I was about to lean to grab it, when my boss saved me, and not to mention himself, by saying, "I'm writing a letter to the disciplinary board! Go back to the work!" I thought about retorting, 'But actually, I haven't started work… that's why you brought me here… remember?', but I knew that just would have been beyond stupid, so I swallowed my pride and uttered, "'Kay", and joined Andrew in the computer room.

"Hey!" Andrew said with a glimmer of happiness in his eyes as if he was waiting for me, which actually wouldn't have been so surprising. "So, uh, we need to redo the whole Joe's Liquor And Convenience Store account, because they're, uh, adding three more chains, and, uh, we need to redo all of, uh, Los Angeles because the information was lost because their databases were accidentally destroyed."

"Destroyed?" I responded.

"Ya, destroyed. I'm telling you it's a god dang government conspiracy, man." He said in his usual whacked out self. I liked how he could be so free with me when we talked.

We worked for about five minutes until a weird grumbling sound came from my gut. Did I mention I had diarrhea that day?

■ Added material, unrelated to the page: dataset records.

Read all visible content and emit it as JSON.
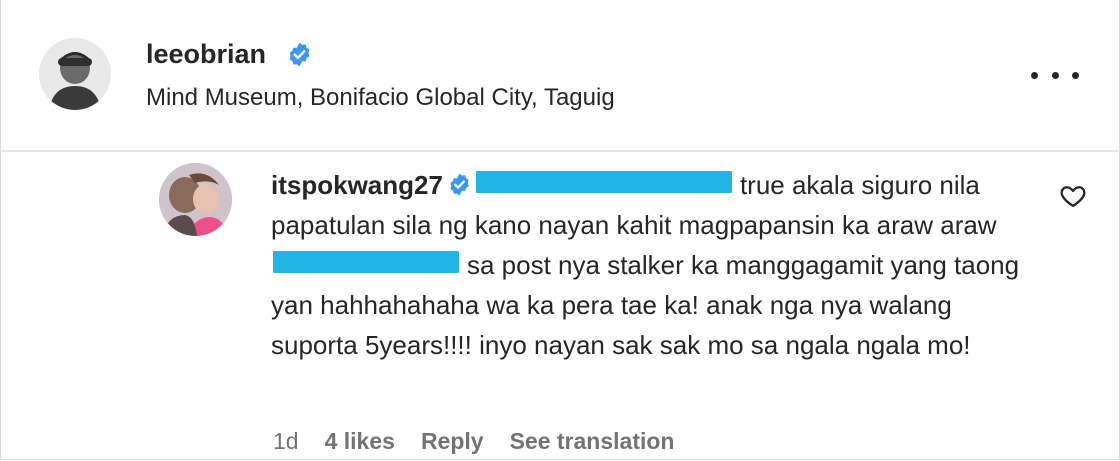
{
  "post": {
    "username": "leeobrian",
    "verified": true,
    "location": "Mind Museum, Bonifacio Global City, Taguig",
    "more_icon": "more-horizontal-icon"
  },
  "comment": {
    "username": "itspokwang27",
    "verified": true,
    "text_1": "true akala siguro nila papatulan sila ng kano nayan kahit magpapansin ka araw araw",
    "text_2": "sa post nya stalker ka manggagamit yang taong yan hahhahahaha wa ka pera tae ka! anak nga nya walang suporta 5years!!!! inyo nayan sak sak mo sa ngala ngala mo!",
    "mention_1_redacted": true,
    "mention_1_prefix": "@",
    "mention_2_redacted": true,
    "mention_2_prefix": "@",
    "redaction_color": "#22b5e8",
    "time": "1d",
    "likes": "4 likes",
    "reply_label": "Reply",
    "translate_label": "See translation",
    "like_icon": "heart-outline-icon"
  },
  "colors": {
    "verified_badge": "#3897f0",
    "text_primary": "#262626",
    "text_secondary": "#737373",
    "divider": "#e6e6e6"
  }
}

I went to the bathroom and a reenactment of the tragic massacre of Hiroshima began. I got back to the computer and fifteen minutes later the reenactment of the tragic event of Nagasaki was played. This role cycle continued on for four and a half hours until my boss stopped me half way to the bathroom to question me.

"And where are you going?" Mr. Asshole asked.

"To the restroom," I responded truthfully.

"Well you do seem to be resting a lot in the restroom today so…" he paused for a second before I interrupted, "…so you're saying I can't pee and poop? I have rights!"

"Look. I really don't like you, and you're not a pal, but I really don’t want to make you loose your job so please go back to work," he said violating my right to shit.